Oui, c’était Flandrin Pinchot qui revenait de Ville-Marie. Il était méconnaissable. Sa haute taille était courbée. Sa barbe noire et rude, de pas moins de quinze jours, couvrait son visage long, maigre et livide. Ses yeux, cerclés de bistre et encavés dans leurs orbites, étaient hagards. Ses longs cheveux noirs, sales, poussiéreux, tombaient en désordre sur ses épaules. Il était nu-tête. Et son uniforme était tout sale et poussiéreux aussi. Et il tremblait, il grelottait, il titubait en marchant, et chaque fois que son pied gauche tirait avec effort l’énorme boulet de fer, Flandrin chancelait comme s’il allait tomber. C’était un revenant de la tombe qui apparaissait. Si on lui eût ôté ses vêtements, on se fût trouver en présence d’un squelette vivant : Flandrin n’avait plus ni chair ni sang. Pour tout dire, ce n’était plus qu’une misérable loque humaine.

Deux grands escogriffes marchaient à ses côtés. Vêtus comme des seigneurs, armés de la rapière, ces deux hommes s’interpellaient pompeusement et avec la plus désinvolte affectation, l’un « Mon cher duc », l’autre « Mon cher Marquis ». Ces deux personnages étaient les agents favoris du Comte de Frontenac, c’étaient ses émissaires et intermédiaires auprès des Sauvages et trappeurs ; c’étaient, enfin, des hommes à tout faire. Et selon les dires, ces deux individus étaient deux frères jumeaux ayant pour nom Polyte et Zéphir Savoyard. On ne pouvait, certes, douter de leur « gémellement » à voir leur ressemblance parfaite.

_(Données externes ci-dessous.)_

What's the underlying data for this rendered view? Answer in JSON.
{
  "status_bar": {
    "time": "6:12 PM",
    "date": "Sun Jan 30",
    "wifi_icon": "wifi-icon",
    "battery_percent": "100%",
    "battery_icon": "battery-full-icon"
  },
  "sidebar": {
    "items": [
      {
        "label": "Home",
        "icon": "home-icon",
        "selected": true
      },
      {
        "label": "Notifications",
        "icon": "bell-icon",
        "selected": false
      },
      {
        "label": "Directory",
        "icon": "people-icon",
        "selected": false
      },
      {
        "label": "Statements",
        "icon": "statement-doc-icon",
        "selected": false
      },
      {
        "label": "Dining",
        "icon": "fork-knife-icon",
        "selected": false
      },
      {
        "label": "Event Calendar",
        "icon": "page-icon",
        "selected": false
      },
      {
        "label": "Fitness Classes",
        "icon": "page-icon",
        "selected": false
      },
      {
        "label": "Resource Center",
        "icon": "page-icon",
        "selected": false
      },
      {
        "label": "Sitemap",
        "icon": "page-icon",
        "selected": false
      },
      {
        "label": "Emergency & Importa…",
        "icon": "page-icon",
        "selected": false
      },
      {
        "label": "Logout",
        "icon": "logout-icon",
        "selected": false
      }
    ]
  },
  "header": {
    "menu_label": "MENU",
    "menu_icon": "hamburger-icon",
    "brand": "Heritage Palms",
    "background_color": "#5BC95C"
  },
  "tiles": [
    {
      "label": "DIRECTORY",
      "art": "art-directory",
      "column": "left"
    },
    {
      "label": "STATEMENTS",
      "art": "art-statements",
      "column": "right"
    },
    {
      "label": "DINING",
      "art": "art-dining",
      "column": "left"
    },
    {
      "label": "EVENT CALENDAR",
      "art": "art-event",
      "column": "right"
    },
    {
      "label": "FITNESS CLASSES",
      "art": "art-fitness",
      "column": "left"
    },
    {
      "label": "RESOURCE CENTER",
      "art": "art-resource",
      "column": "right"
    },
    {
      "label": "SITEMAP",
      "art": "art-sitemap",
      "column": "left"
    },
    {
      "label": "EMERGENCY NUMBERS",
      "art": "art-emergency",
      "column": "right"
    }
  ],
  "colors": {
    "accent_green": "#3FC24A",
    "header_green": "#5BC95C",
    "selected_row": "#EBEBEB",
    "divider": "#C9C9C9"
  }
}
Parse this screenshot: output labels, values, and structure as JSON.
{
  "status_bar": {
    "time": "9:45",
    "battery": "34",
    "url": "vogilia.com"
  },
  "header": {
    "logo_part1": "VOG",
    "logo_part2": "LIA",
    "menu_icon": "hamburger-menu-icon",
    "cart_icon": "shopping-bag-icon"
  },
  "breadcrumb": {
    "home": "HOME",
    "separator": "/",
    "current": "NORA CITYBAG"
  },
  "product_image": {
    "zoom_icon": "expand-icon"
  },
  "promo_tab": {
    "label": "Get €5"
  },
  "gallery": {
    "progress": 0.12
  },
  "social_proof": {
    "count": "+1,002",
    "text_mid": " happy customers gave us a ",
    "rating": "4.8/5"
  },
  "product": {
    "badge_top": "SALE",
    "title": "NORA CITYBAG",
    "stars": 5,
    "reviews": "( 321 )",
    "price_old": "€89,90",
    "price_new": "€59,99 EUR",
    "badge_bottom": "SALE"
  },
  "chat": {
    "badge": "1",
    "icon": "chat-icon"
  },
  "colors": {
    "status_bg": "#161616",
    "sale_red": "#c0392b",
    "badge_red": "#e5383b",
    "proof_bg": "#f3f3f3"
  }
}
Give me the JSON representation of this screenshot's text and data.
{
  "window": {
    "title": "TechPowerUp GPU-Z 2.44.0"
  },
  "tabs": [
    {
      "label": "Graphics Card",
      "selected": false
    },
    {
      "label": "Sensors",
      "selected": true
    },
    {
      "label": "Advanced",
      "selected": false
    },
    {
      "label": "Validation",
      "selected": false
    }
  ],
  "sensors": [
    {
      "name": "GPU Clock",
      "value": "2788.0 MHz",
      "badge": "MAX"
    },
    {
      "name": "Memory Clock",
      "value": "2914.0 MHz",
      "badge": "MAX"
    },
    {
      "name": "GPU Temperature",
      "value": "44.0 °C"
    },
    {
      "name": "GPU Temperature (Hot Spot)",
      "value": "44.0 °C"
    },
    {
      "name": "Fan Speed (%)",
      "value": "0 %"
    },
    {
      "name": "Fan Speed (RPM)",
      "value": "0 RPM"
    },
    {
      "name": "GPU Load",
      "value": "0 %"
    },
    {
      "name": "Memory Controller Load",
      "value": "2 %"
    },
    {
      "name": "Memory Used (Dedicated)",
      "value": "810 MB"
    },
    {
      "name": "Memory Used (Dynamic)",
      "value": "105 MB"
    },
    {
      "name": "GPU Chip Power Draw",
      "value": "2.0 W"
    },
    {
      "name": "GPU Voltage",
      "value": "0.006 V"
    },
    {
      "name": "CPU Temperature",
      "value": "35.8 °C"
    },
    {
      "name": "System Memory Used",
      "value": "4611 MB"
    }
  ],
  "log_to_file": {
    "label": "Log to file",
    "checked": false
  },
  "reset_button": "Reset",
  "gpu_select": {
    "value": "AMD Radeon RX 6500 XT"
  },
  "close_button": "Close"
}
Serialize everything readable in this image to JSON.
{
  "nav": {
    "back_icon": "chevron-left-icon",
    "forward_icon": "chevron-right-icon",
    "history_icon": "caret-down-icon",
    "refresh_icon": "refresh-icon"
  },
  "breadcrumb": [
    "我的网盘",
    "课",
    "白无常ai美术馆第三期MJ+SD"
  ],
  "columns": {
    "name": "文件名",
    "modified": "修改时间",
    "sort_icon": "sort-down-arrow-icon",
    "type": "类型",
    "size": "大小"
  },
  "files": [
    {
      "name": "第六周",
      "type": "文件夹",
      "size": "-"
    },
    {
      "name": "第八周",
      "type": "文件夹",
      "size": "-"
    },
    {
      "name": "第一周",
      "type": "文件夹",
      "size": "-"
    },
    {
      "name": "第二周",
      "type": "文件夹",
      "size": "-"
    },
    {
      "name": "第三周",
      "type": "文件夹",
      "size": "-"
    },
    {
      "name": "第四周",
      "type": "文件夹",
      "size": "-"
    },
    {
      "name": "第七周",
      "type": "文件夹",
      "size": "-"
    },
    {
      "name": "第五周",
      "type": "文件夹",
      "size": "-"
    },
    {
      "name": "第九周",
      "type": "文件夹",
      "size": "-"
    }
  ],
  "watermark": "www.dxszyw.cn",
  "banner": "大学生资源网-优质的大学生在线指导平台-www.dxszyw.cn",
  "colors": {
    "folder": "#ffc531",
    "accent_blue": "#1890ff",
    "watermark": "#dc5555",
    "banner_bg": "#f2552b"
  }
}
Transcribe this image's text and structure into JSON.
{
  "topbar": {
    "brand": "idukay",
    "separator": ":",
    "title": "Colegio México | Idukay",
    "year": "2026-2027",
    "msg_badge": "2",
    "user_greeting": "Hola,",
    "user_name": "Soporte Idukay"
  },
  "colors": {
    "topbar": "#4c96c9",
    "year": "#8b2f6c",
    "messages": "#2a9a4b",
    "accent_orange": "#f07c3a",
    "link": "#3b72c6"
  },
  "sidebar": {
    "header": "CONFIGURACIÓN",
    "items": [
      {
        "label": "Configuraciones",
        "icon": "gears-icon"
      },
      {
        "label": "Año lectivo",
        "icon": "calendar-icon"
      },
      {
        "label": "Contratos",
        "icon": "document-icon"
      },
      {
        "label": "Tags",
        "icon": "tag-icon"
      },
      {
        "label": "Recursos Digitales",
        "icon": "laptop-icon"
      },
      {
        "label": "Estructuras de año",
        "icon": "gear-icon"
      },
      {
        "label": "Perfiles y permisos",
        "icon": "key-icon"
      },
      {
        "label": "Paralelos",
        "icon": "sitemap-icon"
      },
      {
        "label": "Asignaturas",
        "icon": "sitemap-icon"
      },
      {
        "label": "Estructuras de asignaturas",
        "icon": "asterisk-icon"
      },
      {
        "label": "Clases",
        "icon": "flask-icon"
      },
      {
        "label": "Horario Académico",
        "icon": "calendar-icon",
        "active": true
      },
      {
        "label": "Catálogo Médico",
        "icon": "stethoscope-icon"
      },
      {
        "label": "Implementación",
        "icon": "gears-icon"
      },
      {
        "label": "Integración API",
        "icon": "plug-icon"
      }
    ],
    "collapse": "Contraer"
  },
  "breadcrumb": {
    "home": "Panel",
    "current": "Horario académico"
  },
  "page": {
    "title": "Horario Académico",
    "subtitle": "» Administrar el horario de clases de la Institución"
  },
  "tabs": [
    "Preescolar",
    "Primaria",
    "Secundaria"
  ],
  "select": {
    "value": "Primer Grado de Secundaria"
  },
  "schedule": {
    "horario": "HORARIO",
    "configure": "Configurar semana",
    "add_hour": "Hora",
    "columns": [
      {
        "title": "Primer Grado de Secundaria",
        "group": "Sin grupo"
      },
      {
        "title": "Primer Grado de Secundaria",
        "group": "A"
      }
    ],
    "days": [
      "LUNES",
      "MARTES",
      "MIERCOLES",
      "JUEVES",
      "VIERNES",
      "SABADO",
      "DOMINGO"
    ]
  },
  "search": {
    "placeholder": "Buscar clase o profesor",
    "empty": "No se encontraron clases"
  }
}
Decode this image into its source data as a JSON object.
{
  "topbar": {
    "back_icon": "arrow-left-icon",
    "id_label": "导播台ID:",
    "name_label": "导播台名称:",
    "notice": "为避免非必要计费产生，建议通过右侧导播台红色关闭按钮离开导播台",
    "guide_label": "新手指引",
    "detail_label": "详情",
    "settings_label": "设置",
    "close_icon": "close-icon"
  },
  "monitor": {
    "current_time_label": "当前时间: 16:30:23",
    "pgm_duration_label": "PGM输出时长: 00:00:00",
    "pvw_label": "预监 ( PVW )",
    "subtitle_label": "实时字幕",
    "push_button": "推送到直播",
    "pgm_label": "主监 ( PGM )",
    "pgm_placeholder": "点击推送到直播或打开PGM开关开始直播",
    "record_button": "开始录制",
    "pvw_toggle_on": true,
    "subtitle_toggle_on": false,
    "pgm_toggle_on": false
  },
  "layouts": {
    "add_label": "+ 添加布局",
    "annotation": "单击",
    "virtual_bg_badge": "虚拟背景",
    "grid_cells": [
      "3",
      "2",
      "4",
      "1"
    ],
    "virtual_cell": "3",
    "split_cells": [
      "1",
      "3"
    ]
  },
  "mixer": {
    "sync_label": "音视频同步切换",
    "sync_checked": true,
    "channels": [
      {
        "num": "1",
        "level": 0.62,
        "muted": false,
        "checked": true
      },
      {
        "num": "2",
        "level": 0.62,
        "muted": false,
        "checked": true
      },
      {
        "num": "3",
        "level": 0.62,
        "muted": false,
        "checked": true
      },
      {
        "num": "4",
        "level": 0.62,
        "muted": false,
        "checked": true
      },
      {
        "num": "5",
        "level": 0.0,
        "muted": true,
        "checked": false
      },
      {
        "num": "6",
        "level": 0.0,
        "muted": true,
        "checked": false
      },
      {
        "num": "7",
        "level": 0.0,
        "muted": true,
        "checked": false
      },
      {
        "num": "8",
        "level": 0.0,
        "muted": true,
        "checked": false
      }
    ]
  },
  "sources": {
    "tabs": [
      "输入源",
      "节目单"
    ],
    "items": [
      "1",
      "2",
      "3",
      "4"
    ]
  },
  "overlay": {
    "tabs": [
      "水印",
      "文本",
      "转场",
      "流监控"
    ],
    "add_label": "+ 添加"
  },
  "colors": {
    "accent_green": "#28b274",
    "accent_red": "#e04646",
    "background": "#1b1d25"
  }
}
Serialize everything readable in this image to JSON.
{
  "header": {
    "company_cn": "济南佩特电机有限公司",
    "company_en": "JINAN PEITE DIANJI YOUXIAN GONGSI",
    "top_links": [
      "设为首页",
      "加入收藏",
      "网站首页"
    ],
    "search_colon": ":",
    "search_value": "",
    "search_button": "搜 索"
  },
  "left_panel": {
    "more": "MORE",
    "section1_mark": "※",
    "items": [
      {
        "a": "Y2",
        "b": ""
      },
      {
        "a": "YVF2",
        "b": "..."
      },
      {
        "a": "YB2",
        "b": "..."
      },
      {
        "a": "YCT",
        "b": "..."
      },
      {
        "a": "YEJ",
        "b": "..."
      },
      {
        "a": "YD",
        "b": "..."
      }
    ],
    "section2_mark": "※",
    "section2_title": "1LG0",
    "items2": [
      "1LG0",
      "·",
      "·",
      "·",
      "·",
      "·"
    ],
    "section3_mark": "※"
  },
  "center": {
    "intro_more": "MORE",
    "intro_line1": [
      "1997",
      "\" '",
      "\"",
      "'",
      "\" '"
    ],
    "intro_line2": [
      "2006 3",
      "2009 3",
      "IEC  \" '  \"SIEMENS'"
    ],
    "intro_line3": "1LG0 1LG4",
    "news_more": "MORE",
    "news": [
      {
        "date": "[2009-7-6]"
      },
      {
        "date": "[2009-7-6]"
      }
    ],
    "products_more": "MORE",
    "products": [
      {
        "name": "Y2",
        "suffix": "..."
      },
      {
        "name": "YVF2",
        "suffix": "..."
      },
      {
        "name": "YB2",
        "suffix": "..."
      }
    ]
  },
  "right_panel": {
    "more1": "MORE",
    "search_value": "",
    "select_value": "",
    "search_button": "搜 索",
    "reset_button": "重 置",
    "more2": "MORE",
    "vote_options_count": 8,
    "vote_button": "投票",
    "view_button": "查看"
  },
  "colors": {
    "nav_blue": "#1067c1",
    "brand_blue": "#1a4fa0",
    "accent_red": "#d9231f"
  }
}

L’arrivée du brigantin avait soulevé la curiosité chez les habitants de la basse-ville ; mais ce fut bien autre chose quand on reconnut le « Capitaine » Flandrin dans cette épave humaine qu’entraînaient les deux bravi, ses gardes du corps. Et ceux-ci, selon leur coutume, s’abandonnaient à toutes espèces de gouailleries et de facéties à l’adresse de leur prisonnier. Avant de débarquer du navire, Polyte avait fait remarquer à son frère :

— Savez-vous, cher duc, qu’il aurait mieux valu arriver de nuit ?

— Et pourquoi, mon cher marquis ?

— Pour la raison qu’on pourrait bien tenter de nous enlever notre prise ; car la peau du Capitaine Flandrin, rendue ici, doit valoir pour le moins mille bonnes livres.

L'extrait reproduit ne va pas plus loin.